Évidemment avec plus de mille pages au compteur l’auteur n’échappe pas à quelques longueurs mais globalement le rythme est soutenu et chaque chapitre fait progresser l’histoire.

La fin, quant à elle, se révèle peut-être un peu trop classique. On a droit au sempiternel face à face entre les héros et les criminels, qui vont commettre l’erreur de tous les criminels arrogants, parler trop longtemps avec leurs prisonniers, alors qu’ils auraient pu s’en tirer sans être inquieté. Hormis ce point noir l’ouvrage est d’une qualité et d’une densité rare et captive le lecteur en quelques pages à peine.

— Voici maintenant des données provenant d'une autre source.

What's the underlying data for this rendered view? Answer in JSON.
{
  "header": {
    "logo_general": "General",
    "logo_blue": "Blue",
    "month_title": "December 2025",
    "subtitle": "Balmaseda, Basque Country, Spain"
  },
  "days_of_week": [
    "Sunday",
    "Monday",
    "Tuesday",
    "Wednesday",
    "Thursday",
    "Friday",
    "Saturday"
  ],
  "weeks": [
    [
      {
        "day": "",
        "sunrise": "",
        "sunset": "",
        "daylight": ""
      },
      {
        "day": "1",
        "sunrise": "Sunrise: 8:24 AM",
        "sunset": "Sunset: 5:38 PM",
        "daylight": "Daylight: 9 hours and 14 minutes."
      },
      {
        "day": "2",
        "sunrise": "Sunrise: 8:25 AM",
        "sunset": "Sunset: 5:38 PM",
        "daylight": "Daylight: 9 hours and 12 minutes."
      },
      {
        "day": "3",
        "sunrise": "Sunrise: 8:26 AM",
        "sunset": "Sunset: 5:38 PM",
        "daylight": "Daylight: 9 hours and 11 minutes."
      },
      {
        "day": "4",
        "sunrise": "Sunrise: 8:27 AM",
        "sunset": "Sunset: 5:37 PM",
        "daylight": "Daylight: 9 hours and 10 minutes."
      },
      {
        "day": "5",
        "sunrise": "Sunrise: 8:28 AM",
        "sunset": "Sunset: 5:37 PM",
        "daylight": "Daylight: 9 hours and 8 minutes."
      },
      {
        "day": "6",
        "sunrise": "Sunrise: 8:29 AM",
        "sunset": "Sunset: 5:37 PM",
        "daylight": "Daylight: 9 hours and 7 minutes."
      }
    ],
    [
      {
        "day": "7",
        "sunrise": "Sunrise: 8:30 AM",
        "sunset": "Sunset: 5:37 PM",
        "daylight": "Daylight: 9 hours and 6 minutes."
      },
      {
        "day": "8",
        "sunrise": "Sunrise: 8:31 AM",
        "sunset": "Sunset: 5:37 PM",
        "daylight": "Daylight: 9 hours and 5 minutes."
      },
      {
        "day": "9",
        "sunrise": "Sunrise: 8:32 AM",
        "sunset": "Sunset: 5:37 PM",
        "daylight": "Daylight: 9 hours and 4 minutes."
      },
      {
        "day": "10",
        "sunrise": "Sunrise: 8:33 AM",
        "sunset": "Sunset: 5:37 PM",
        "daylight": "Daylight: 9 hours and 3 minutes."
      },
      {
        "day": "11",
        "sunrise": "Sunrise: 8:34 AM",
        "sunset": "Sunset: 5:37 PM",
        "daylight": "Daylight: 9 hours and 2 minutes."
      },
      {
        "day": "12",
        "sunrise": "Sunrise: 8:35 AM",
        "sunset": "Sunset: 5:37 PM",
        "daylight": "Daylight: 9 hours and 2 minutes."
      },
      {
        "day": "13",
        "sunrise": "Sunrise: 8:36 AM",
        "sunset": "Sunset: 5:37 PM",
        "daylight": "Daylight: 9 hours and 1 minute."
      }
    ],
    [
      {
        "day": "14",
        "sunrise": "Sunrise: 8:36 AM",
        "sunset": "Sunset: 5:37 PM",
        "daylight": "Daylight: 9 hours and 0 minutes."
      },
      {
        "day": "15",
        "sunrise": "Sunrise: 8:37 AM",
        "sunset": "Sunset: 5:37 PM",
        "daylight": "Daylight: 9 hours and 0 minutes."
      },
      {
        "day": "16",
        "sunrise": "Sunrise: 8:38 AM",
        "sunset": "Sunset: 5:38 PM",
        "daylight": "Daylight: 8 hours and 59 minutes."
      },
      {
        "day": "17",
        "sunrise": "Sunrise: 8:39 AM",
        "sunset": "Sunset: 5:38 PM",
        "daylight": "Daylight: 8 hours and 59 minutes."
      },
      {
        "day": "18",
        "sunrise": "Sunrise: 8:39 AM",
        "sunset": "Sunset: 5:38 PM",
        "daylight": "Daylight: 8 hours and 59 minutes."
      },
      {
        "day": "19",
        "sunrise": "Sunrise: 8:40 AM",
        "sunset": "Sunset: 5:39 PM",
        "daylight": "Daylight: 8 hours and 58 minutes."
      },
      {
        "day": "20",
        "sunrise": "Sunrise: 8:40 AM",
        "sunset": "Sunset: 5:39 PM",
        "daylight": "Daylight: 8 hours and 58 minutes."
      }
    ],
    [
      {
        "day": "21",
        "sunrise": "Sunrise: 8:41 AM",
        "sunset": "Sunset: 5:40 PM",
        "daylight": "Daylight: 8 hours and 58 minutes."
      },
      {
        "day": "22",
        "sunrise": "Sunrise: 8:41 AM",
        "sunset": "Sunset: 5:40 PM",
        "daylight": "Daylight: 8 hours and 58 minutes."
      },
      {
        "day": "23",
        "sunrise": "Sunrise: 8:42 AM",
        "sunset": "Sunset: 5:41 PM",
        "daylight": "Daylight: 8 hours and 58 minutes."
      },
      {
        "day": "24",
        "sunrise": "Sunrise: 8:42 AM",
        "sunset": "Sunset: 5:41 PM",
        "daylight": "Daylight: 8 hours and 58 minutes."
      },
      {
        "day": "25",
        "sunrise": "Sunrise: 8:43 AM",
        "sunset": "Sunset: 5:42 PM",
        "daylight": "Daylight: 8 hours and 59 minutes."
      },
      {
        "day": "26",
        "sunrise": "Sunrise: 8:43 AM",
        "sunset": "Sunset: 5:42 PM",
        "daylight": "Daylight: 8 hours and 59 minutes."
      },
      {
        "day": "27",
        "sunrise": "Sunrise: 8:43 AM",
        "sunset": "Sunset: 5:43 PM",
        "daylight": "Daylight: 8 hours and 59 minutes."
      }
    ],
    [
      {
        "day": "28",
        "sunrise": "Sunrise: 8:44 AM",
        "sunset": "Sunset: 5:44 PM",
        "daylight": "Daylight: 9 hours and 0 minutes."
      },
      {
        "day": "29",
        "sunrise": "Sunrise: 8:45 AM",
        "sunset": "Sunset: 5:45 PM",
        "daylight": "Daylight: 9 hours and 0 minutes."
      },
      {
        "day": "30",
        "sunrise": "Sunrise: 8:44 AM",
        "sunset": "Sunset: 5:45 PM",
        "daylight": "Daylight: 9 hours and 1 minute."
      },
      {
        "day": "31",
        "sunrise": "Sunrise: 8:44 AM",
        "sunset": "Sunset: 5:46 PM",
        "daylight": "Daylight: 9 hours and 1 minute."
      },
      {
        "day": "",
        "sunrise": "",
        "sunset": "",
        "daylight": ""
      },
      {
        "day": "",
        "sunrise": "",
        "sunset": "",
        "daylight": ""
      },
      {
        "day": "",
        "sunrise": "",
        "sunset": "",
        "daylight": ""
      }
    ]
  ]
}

Ce premier tome de la trilogie tient toutes ses promesses et annonce le meilleur pour la suite. Une saga qui rappelle les plus belles heures de la saga millénium.

Note : 9/10

  • Broché : 1056 pages
  • Editeur : Actes Sud (2 mai 2018)
  • Collection : Actes Noirs
  • Langue : Français
  • ISBN-10 : 2330103328
  • ISBN-13 : 978-2330103323

Les radley de Matt Haig

Résumé: Ils n’ont qu’une addiction : le sang. Mais depuis plus de vingt ans, ils ont décidé de renoncer à leur péché mignon et de se désintoxiquer. Pas facile d’être un vampire urbain au XXIe siècle ! Dans une banlieue british tout ce qu’il y a de plus respectable, les Radley essayent désespérément de se comporter comme « des gens normaux ». Mais des vampires de souche peuvent-ils définitivement refouler leurs désirs et leurs instincts ? Pas sûr… À contre-courant de toutes les histoires de vampires d’hier et d’aujourd’hui, l’Anglais Matt Haig renouvelle le genre avec ce roman, féroce et brillante satire de notre société et aussi pur plaisir de lecture… et d’angoisse.

Chronique : C’est dix ans après sa sortie que je m’intéresse enfin à ce roman, publié en 2010 alors que la saga twilight occupait les écrans et le cœur des adolescentes. Le roman surf allègrement sur la vague vampirique qui a déferlé au début de cette décennie et qui, personnellement, m’a très vite lassé mais comme je suis toujours curieux de voir ce qu’un auteur est capable de proposer sur le thème des vampires je me suis lancé dans la lecture de ce roman.

Le résultat est à mi-chemin entre la série true blood, pour l’intégration très classe moyenne des suceurs de sang, et la saga twilight pour l’aspect société secrète décadente qui régit les règles de vie des vampires. Un aspect qui reste en arrière-plan, le récit préférant se concentrer sur les tourments de la famille Radley.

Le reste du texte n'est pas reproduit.